Два таких крота как раз в это время прятались от ветра под ненадежным прикрытием выпиравших из-под земли корней березы. Они молчали, тесно прижавшись друг к другу. Один из них звался Триффаном. Он приходился сыном Ребекке и Брекену. Красотою и густотой меха он напоминал мать; глазами же и телосложением походил на отца, чьи сила воли и мужество позволили ему совершить путешествие в дальние края и, пройдя сквозь неисчислимые опасности для тела и души, благополучно вернуться в Данктонский Лес, чтобы погрузиться здесь наконец в Великое Безмолвие, которого жаждет и к которому стремится каждый крот. Однако Триффан был еще очень молод: нетерпение и неуверенность в себе, свойственные юности, заметны были в каждом его движении — когти он постоянно держал напряженно сжатыми, будто в любую минуту собирался пустить их в ход.

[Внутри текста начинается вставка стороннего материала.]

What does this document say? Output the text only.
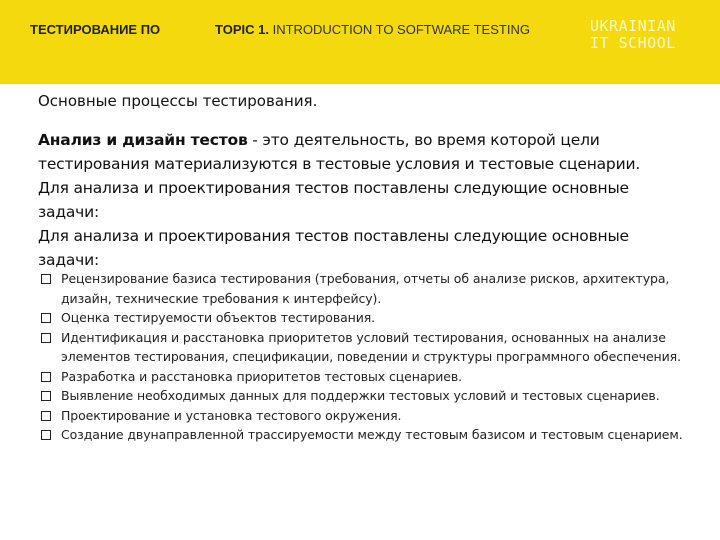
ТЕСТИРОВАНИЕ ПО	TOPIC 1. INTRODUCTION TO SOFTWARE TESTING	UKRAINIAN
IT SCHOOL
Основные процессы тестирования.

Анализ и дизайн тестов - это деятельность, во время которой цели тестирования материализуются в тестовые условия и тестовые сценарии.

Для анализа и проектирования тестов поставлены следующие основные задачи:

Для анализа и проектирования тестов поставлены следующие основные задачи:

Рецензирование базиса тестирования (требования, отчеты об анализе рисков, архитектура, дизайн, технические требования к интерфейсу).
Оценка тестируемости объектов тестирования.
Идентификация и расстановка приоритетов условий тестирования, основанных на анализе элементов тестирования, спецификации, поведении и структуры программного обеспечения.
Разработка и расстановка приоритетов тестовых сценариев.
Выявление необходимых данных для поддержки тестовых условий и тестовых сценариев.
Проектирование и установка тестового окружения.
Создание двунаправленной трассируемости между тестовым базисом и тестовым сценарием.
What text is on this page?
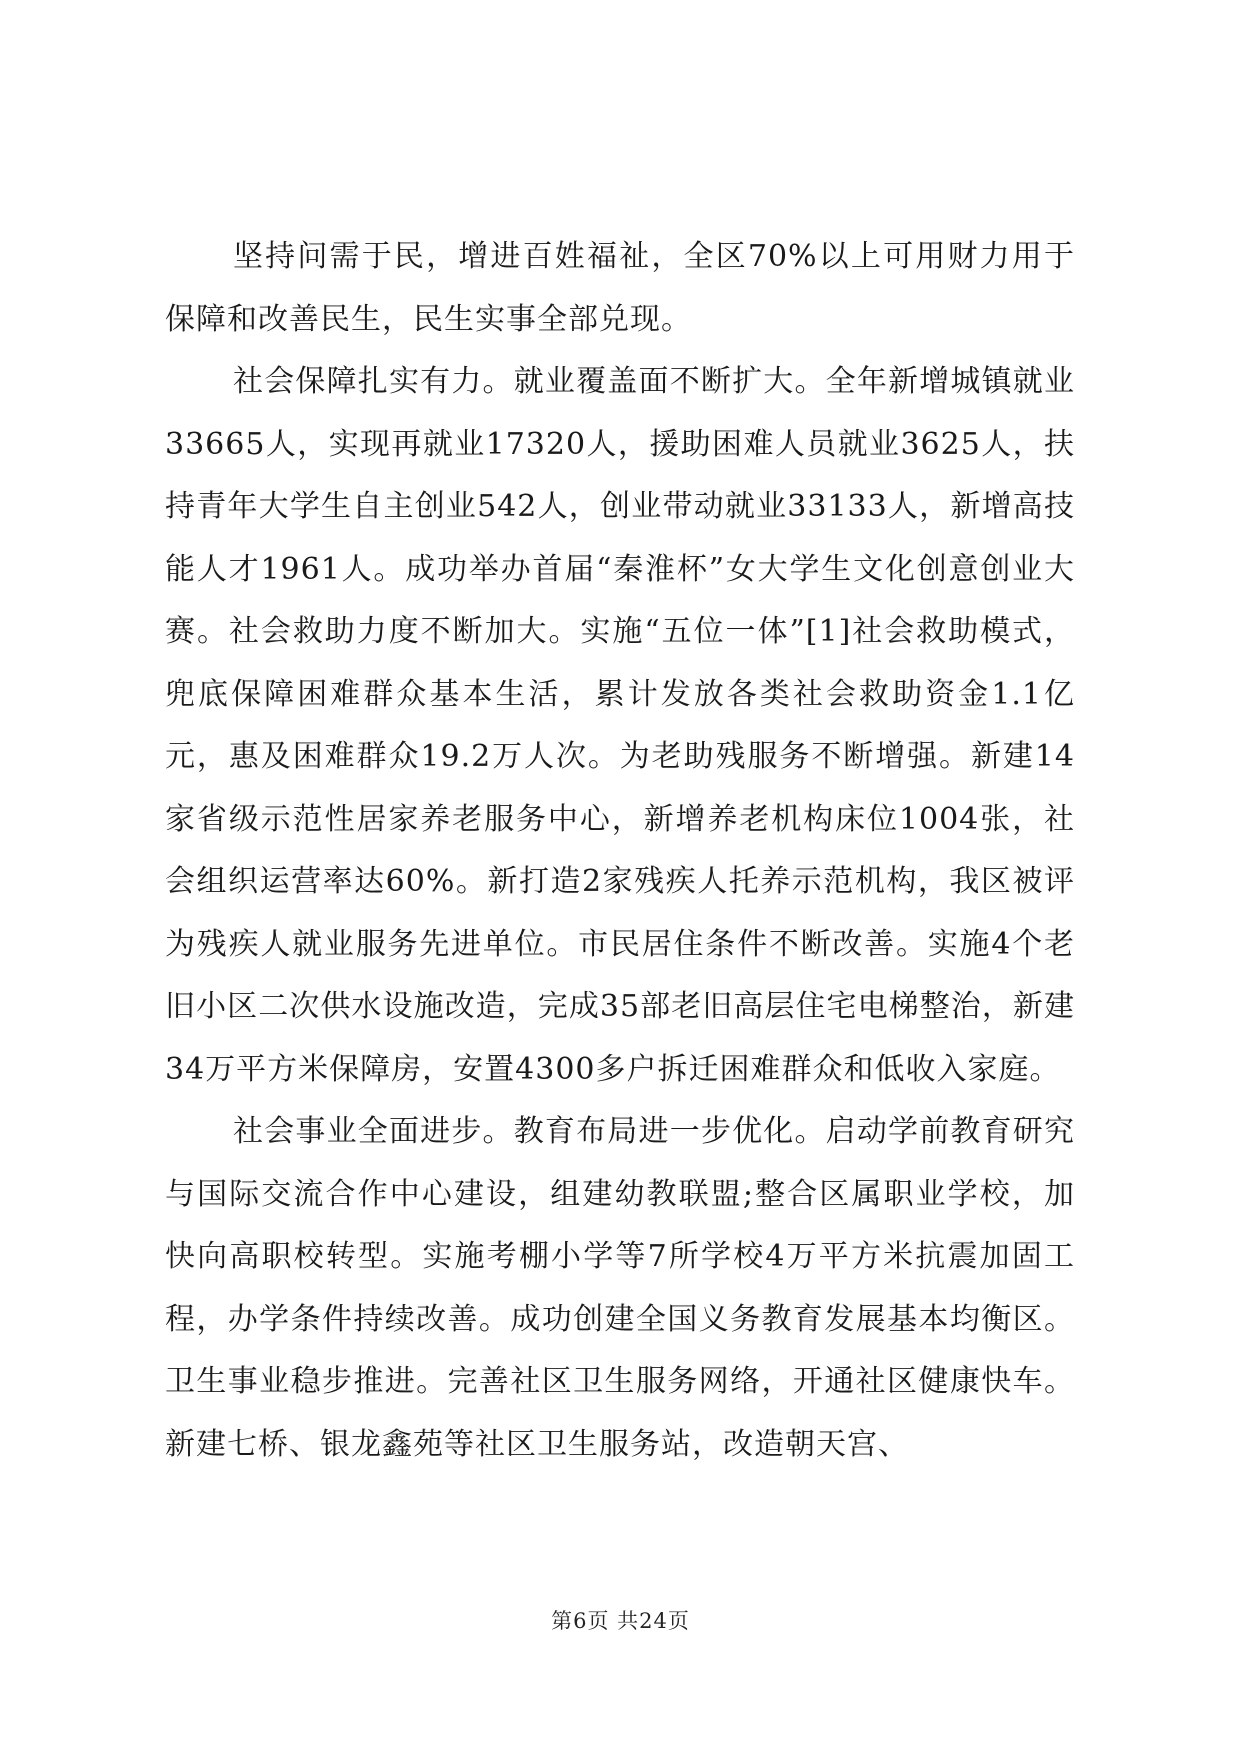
坚持问需于民，增进百姓福祉，全区70%以上可用财力用于保障和改善民生，民生实事全部兑现。

社会保障扎实有力。就业覆盖面不断扩大。全年新增城镇就业33665人，实现再就业17320人，援助困难人员就业3625人，扶持青年大学生自主创业542人，创业带动就业33133人，新增高技能人才1961人。成功举办首届“秦淮杯”女大学生文化创意创业大赛。社会救助力度不断加大。实施“五位一体”[1]社会救助模式，兜底保障困难群众基本生活，累计发放各类社会救助资金1.1亿元，惠及困难群众19.2万人次。为老助残服务不断增强。新建14家省级示范性居家养老服务中心，新增养老机构床位1004张，社会组织运营率达60%。新打造2家残疾人托养示范机构，我区被评为残疾人就业服务先进单位。市民居住条件不断改善。实施4个老旧小区二次供水设施改造，完成35部老旧高层住宅电梯整治，新建34万平方米保障房，安置4300多户拆迁困难群众和低收入家庭。

社会事业全面进步。教育布局进一步优化。启动学前教育研究与国际交流合作中心建设，组建幼教联盟;整合区属职业学校，加快向高职校转型。实施考棚小学等7所学校4万平方米抗震加固工程，办学条件持续改善。成功创建全国义务教育发展基本均衡区。卫生事业稳步推进。完善社区卫生服务网络，开通社区健康快车。新建七桥、银龙鑫苑等社区卫生服务站，改造朝天宫、

第6页 共24页
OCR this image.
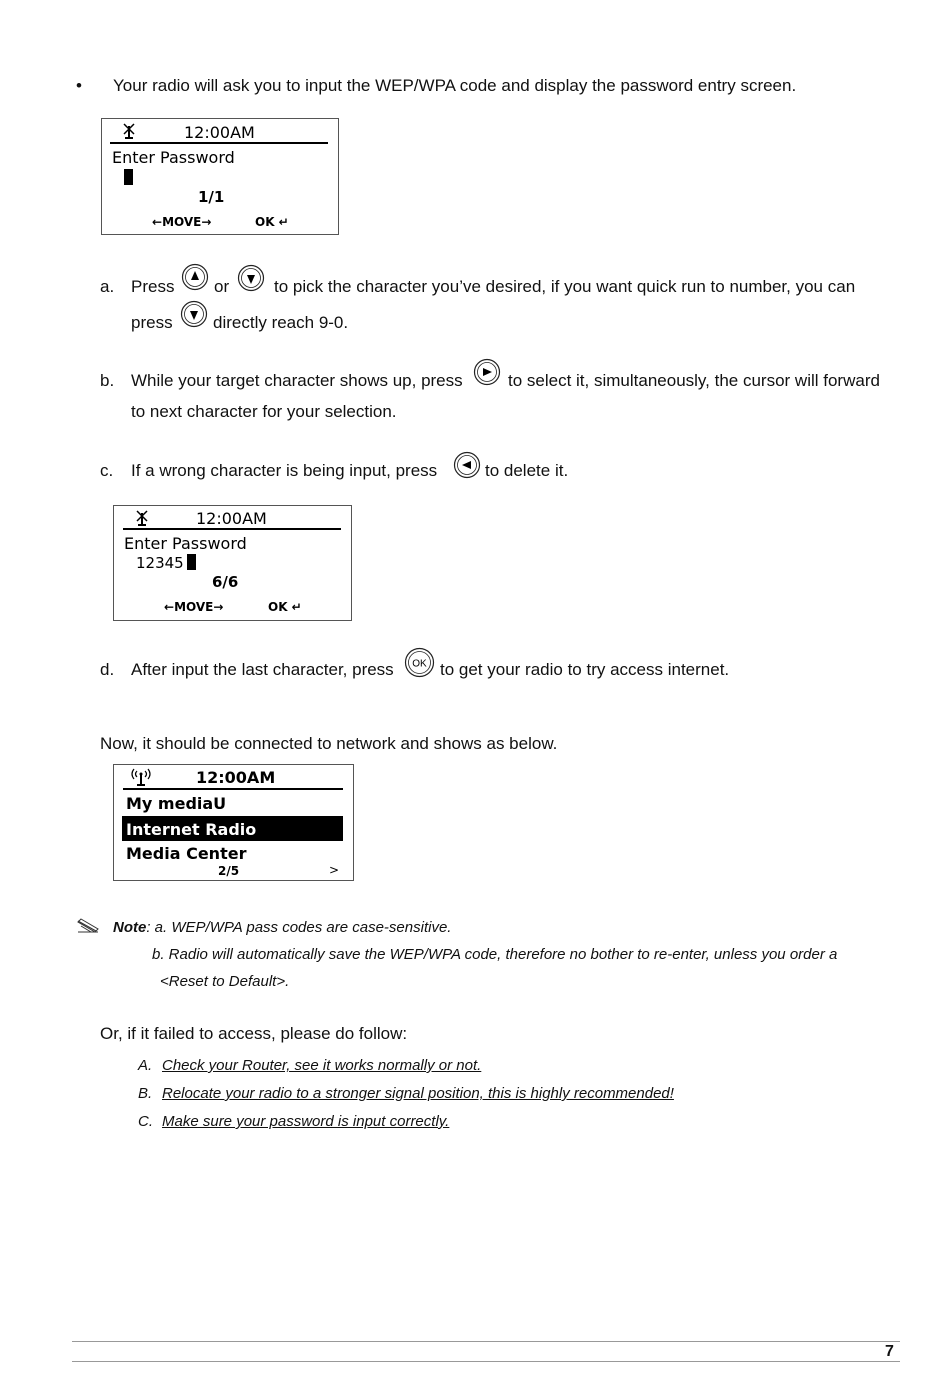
• Your radio will ask you to input the WEP/WPA code and display the password entry screen.
12:00AM
Enter Password
1/1
←MOVE→	OK ↵
a. Press or	to pick the character you’ve desired, if you want quick run to number, you can
press directly reach 9-0.
b. While your target character shows up, press	to select it, simultaneously, the cursor will forward
to next character for your selection.
c. If a wrong character is being input, press	to delete it.
12:00AM
Enter Password
12345
6/6
←MOVE→	OK ↵
d. After input the last character, press OK to get your radio to try access internet.
Now, it should be connected to network and shows as below.
12:00AM
My mediaU
Internet Radio
Media Center
2/5	>
Note: a. WEP/WPA pass codes are case-sensitive.
b. Radio will automatically save the WEP/WPA code, therefore no bother to re-enter, unless you order a
<Reset to Default>.
Or, if it failed to access, please do follow:
A. Check your Router, see it works normally or not.
B. Relocate your radio to a stronger signal position, this is highly recommended!
C. Make sure your password is input correctly.
7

Вторым был старый Босвелл — наиболее уважаемый и таинственный из Аффингтонских писцов, тот самый, кому удалось отыскать Седьмой Камень Покоя. Во всем кротовьем мире не было никого, кто пользовался бы большим уважением, нежели Босвелл. Его имя произносили — и будут произносить всегда — с величайшим почтением; до сих пор при упоминании этого имени многие суеверно дотрагиваются правой лапой до левой: согласно легенде, в детстве Босвелл покалечился и всю жизнь хромал. Потому когда он, как и надлежало летописцу, отправлялся в очередное длительное странствие, то всегда радовался спутнику — для охраны и защиты.
Ко времени знакомства с Триффаном (а это произошло в последние дни пребывания Брекена и Ребекки в Данктоне) Босвелл был уже стар, изборожден морщинами, медлителен и хмур. Однако ласковые глаза его светились добротой, и когда он бывал сыт и неутомлен, то имел обыкновение улыбаться и реагировал на все окружающее с живостью и непосредственностью ребенка. Говорил он мягко и неторопливо, будто время для него не имело существенного значения.
Однако сейчас, вжавшийся в землю у подножия Аффингтонского Холма, он выглядел вконец измученным. Правда, внимательный наблюдатель не преминул бы заметить, что, хотя рыльце его было устало опущено на здоровую лапу, а глаза полузакрыты, они глядели зорко — то был взгляд крота, чья мысль продолжает напряженно работать. Триффан примостился рядом, но чуть позади Босвелла. Ему не лежалось на месте, не терпелось двинуться дальше, однако он сдерживал себя, как и положено взрослому, стараясь достойно выполнять свои обязанности служения старшему. Сразу за ним начиналась меловая осыпь знаменитого Аффингтонского Холма, по которой им предстояло карабкаться весь остаток пути.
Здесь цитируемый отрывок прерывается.